In order to make this work, each related business must have a similar customer base, so you know the types of people who are interested in working toward rewards through each business. For example, a pet supply store might partner with a grooming or training facility and offer their customers access to discounts or promotions for this related business.


  • You can provide your customers with more opportunities to earn rewards from their favorite brands and businesses.
  • There's an opportunity for you to work with other businesses that have a similar customer base.
  • Reduced investment costs since the companies help share the burden of creating and maintaining a rewards program.
  • You can develop loyalty to your business by promoting other businesses that are affiliated with you. The more customers visit these places, the more likely they are to become loyal to your business as well.


  • You might have to partner with businesses that aren't quite as relevant to your brand or target market.
  • There can be more confusion for customers since they'll have to follow the rules of multiple rewards programs.
  • If a business offers a promotion that's appealing, it might make your offer look less attractive by comparison, even if they are not very similar.
  • Customer data may be siloed between different related businesses. It can be more difficult to cross-reference this information in order to create a deeper understanding of your customers.

Fee-Based Rewards Programs

If you want to attract top-tier, seriously loyal customers, you may want to consider a fee-based program. Customers will enroll to receive a reward but you'll charge them a fee to join the program. This fee may be one-time or ongoing. It can also be based on how much they spend with your business. For example, if a customer spends at least $1,000 in a year with your company, they can enroll in the rewards program for free. If they spend less than that, you may have a tiered fee structure.


  • Attracts high-value customers from whom you can extract valuable data on consumption patterns.
  • These customers are willing to pay a fee in order to receive rewards for their purchases. This means that although the initial upfront cost may be higher, you'll have fewer costs overall since these customers are better at engaging with your business.
  • It allows customers to earn rewards faster if they spend more money within a certain time frame.
  • It allows you to offer the most attractive rewards since you have now established a new revenue stream.
  • It can increase customer retention, lower the cost per acquisition, and increase customer lifetime value.
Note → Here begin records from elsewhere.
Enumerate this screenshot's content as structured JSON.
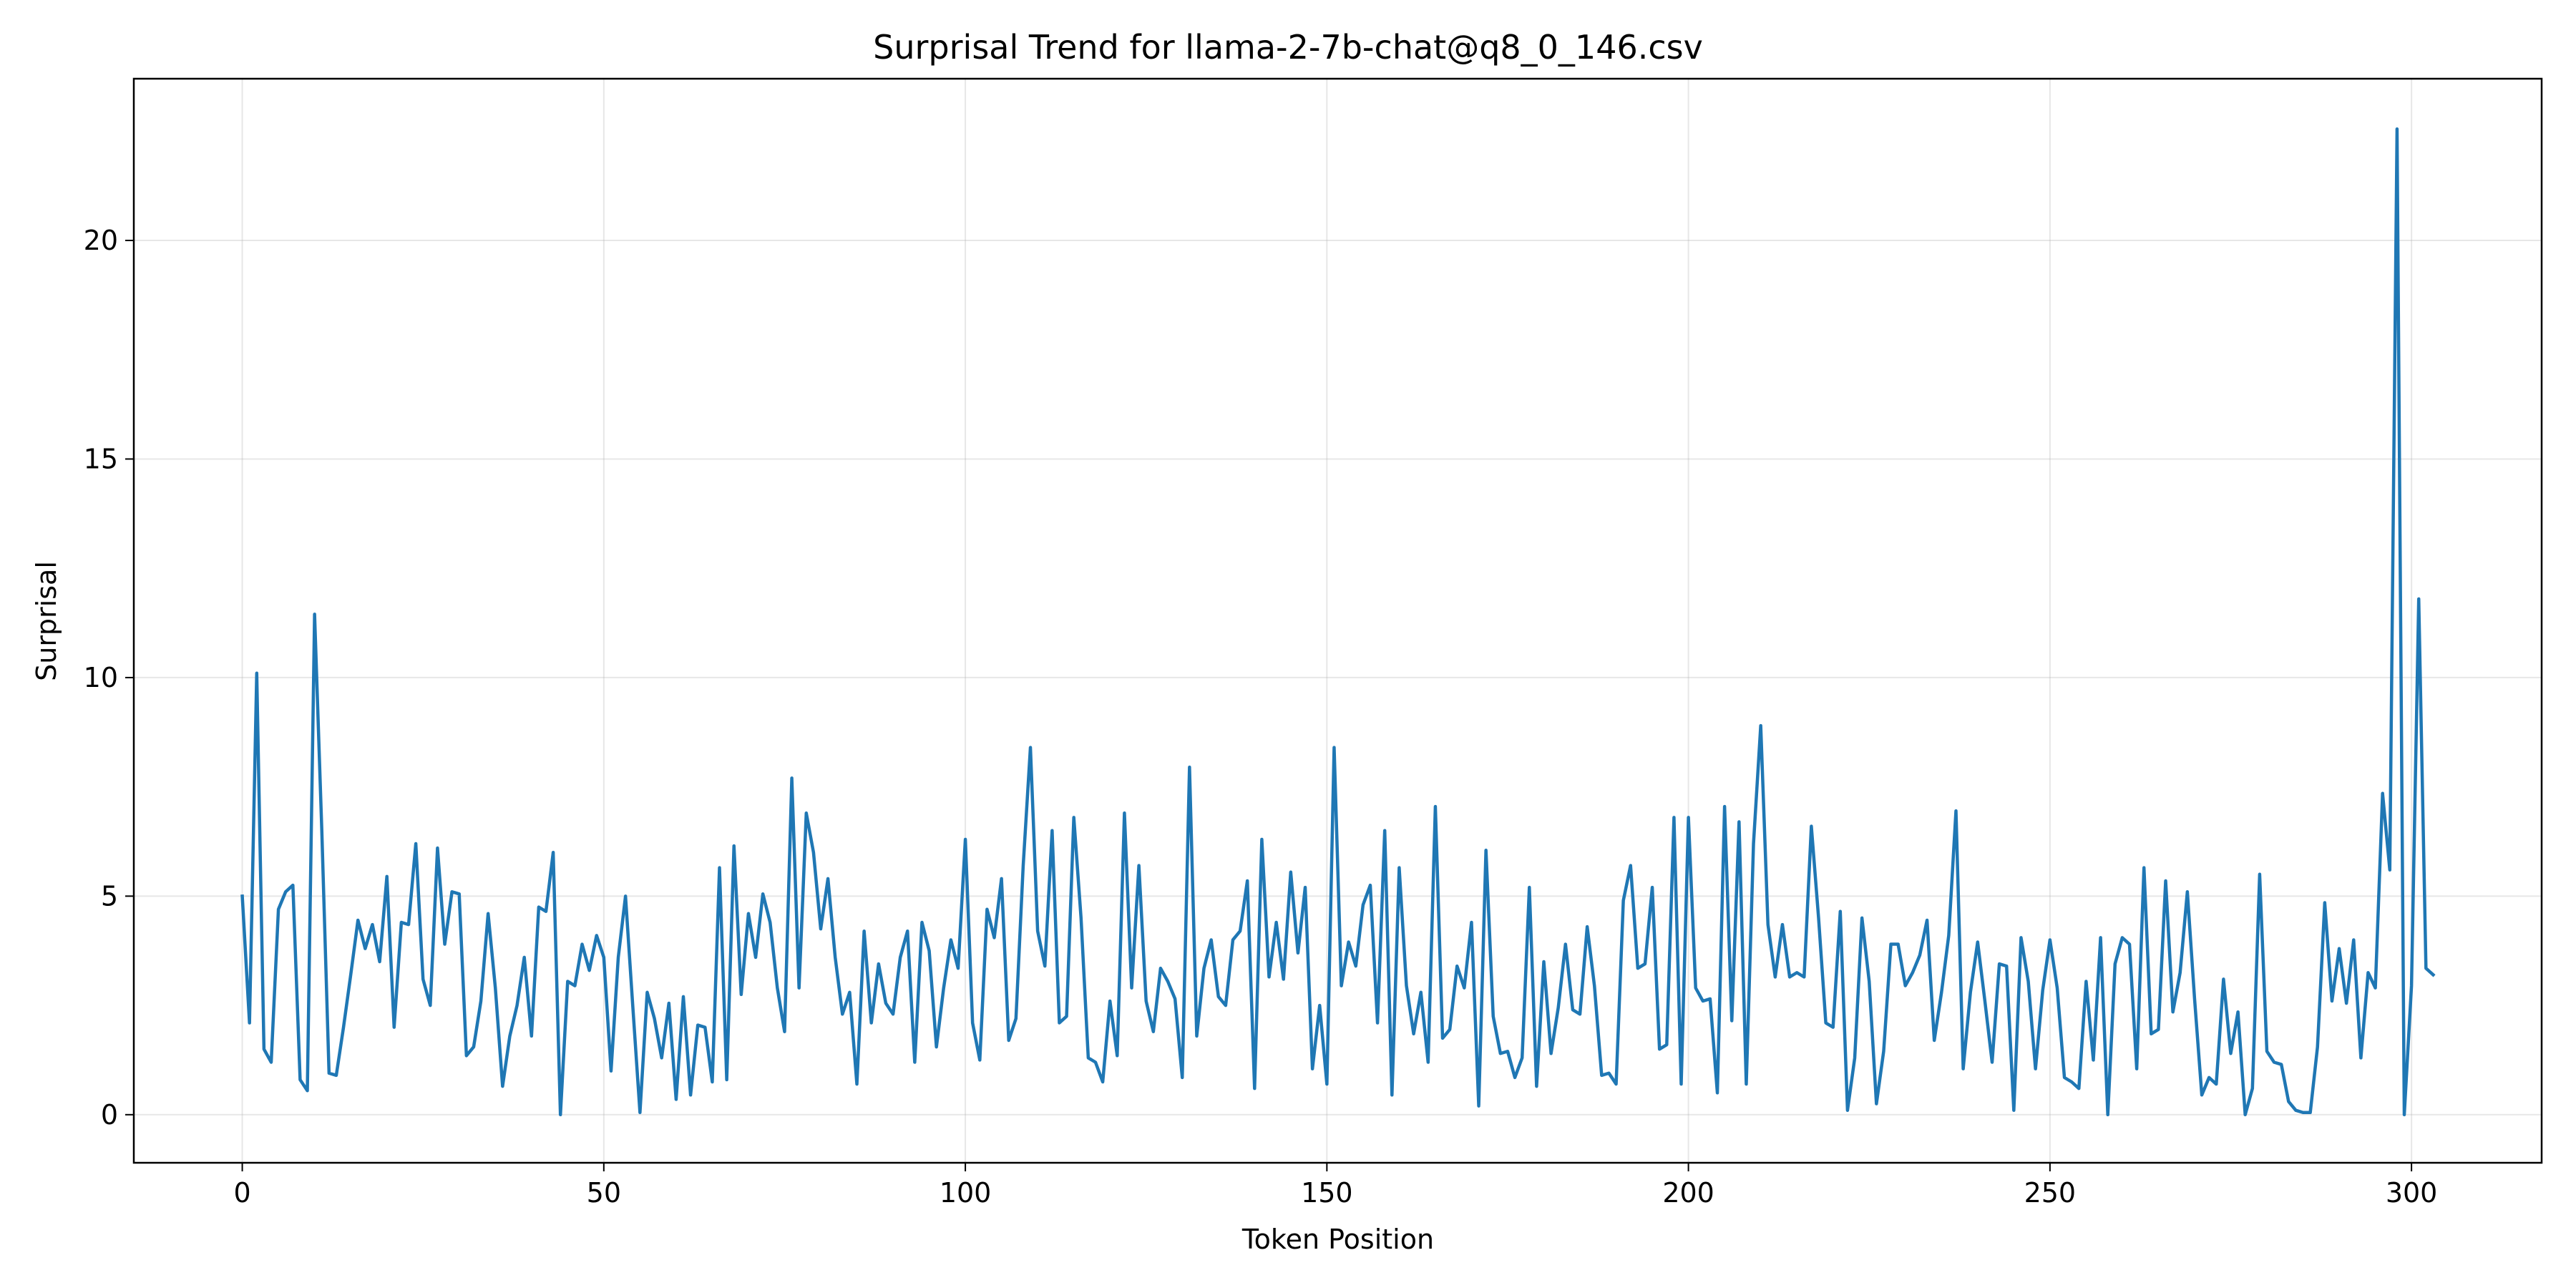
{
  "chart_data": {
    "type": "line",
    "title": "Surprisal Trend for llama-2-7b-chat@q8_0_146.csv",
    "xlabel": "Token Position",
    "ylabel": "Surprisal",
    "xlim": [
      -15,
      318
    ],
    "ylim": [
      -1.1,
      23.7
    ],
    "xticks": [
      0,
      50,
      100,
      150,
      200,
      250,
      300
    ],
    "yticks": [
      0,
      5,
      10,
      15,
      20
    ],
    "grid": true,
    "legend": "none",
    "series": [
      {
        "color": "#1f77b4",
        "x_start": 0,
        "x_step": 1,
        "values": [
          5.0,
          2.1,
          10.1,
          1.5,
          1.2,
          4.7,
          5.1,
          5.25,
          0.8,
          0.55,
          11.45,
          6.5,
          0.95,
          0.9,
          2.0,
          3.2,
          4.45,
          3.8,
          4.35,
          3.5,
          5.45,
          2.0,
          4.4,
          4.35,
          6.2,
          3.1,
          2.5,
          6.1,
          3.9,
          5.1,
          5.05,
          1.35,
          1.55,
          2.6,
          4.6,
          2.9,
          0.65,
          1.8,
          2.5,
          3.6,
          1.8,
          4.75,
          4.65,
          6.0,
          0.0,
          3.05,
          2.95,
          3.9,
          3.3,
          4.1,
          3.6,
          1.0,
          3.6,
          5.0,
          2.5,
          0.05,
          2.8,
          2.2,
          1.3,
          2.55,
          0.35,
          2.7,
          0.45,
          2.05,
          2.0,
          0.75,
          5.65,
          0.8,
          6.15,
          2.75,
          4.6,
          3.6,
          5.05,
          4.4,
          2.9,
          1.9,
          7.7,
          2.9,
          6.9,
          6.0,
          4.25,
          5.4,
          3.6,
          2.3,
          2.8,
          0.7,
          4.2,
          2.1,
          3.45,
          2.55,
          2.3,
          3.6,
          4.2,
          1.2,
          4.4,
          3.75,
          1.55,
          2.9,
          4.0,
          3.35,
          6.3,
          2.1,
          1.25,
          4.7,
          4.05,
          5.4,
          1.7,
          2.2,
          5.7,
          8.4,
          4.2,
          3.4,
          6.5,
          2.1,
          2.25,
          6.8,
          4.5,
          1.3,
          1.2,
          0.75,
          2.6,
          1.35,
          6.9,
          2.9,
          5.7,
          2.6,
          1.9,
          3.35,
          3.05,
          2.65,
          0.85,
          7.95,
          1.8,
          3.35,
          4.0,
          2.7,
          2.5,
          4.0,
          4.2,
          5.35,
          0.6,
          6.3,
          3.15,
          4.4,
          3.1,
          5.55,
          3.7,
          5.2,
          1.05,
          2.5,
          0.7,
          8.4,
          2.95,
          3.95,
          3.4,
          4.8,
          5.25,
          2.1,
          6.5,
          0.45,
          5.65,
          2.95,
          1.85,
          2.8,
          1.2,
          7.05,
          1.75,
          1.95,
          3.4,
          2.9,
          4.4,
          0.2,
          6.05,
          2.25,
          1.4,
          1.45,
          0.85,
          1.3,
          5.2,
          0.65,
          3.5,
          1.4,
          2.45,
          3.9,
          2.4,
          2.3,
          4.3,
          2.95,
          0.9,
          0.95,
          0.7,
          4.9,
          5.7,
          3.35,
          3.45,
          5.2,
          1.5,
          1.6,
          6.8,
          0.7,
          6.8,
          2.9,
          2.6,
          2.65,
          0.5,
          7.05,
          2.15,
          6.7,
          0.7,
          6.2,
          8.9,
          4.35,
          3.15,
          4.35,
          3.15,
          3.25,
          3.15,
          6.6,
          4.5,
          2.1,
          2.0,
          4.65,
          0.1,
          1.3,
          4.5,
          3.05,
          0.25,
          1.45,
          3.9,
          3.9,
          2.95,
          3.25,
          3.65,
          4.45,
          1.7,
          2.8,
          4.1,
          6.95,
          1.05,
          2.8,
          3.95,
          2.6,
          1.2,
          3.45,
          3.4,
          0.1,
          4.05,
          3.05,
          1.05,
          2.85,
          4.0,
          2.9,
          0.85,
          0.75,
          0.6,
          3.05,
          1.25,
          4.05,
          0.0,
          3.45,
          4.05,
          3.9,
          1.05,
          5.65,
          1.85,
          1.95,
          5.35,
          2.35,
          3.25,
          5.1,
          2.65,
          0.45,
          0.85,
          0.7,
          3.1,
          1.4,
          2.35,
          0.0,
          0.6,
          5.5,
          1.45,
          1.2,
          1.15,
          0.3,
          0.1,
          0.05,
          0.05,
          1.55,
          4.85,
          2.6,
          3.8,
          2.55,
          4.0,
          1.3,
          3.25,
          2.9,
          7.35,
          5.6,
          22.55,
          0.0,
          2.95,
          11.8,
          3.35,
          3.2
        ]
      }
    ]
  }
}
  • You'll need to establish additional infrastructure for this type of rewards program.
  • Customers who spend less may not be as enticed by this offer, since they may assume rewards are unattainable.
  • Requires complex, strategic planning to implement and maintain.
  • Customers may not be willing to pay an ongoing fee for the convenience of earning rewards through your business.


There are more factors to consider when forming a loyalty program than just whether or not it will bring in additional income. What is the goal of your program? How effective is it in attracting customers? Will you be able to meet customer demands in order to deliver the best possible experience with your rewards system?

Regardless of how you choose to structure your program, ensure that it's flexible enough to grow and scale with your business. There may be situations in which you want to adjust the program or alter rules based on customer feedback or other factors. If you find that the way things are organized isn't working, look for ways to make small changes rather than overhaul everything at once.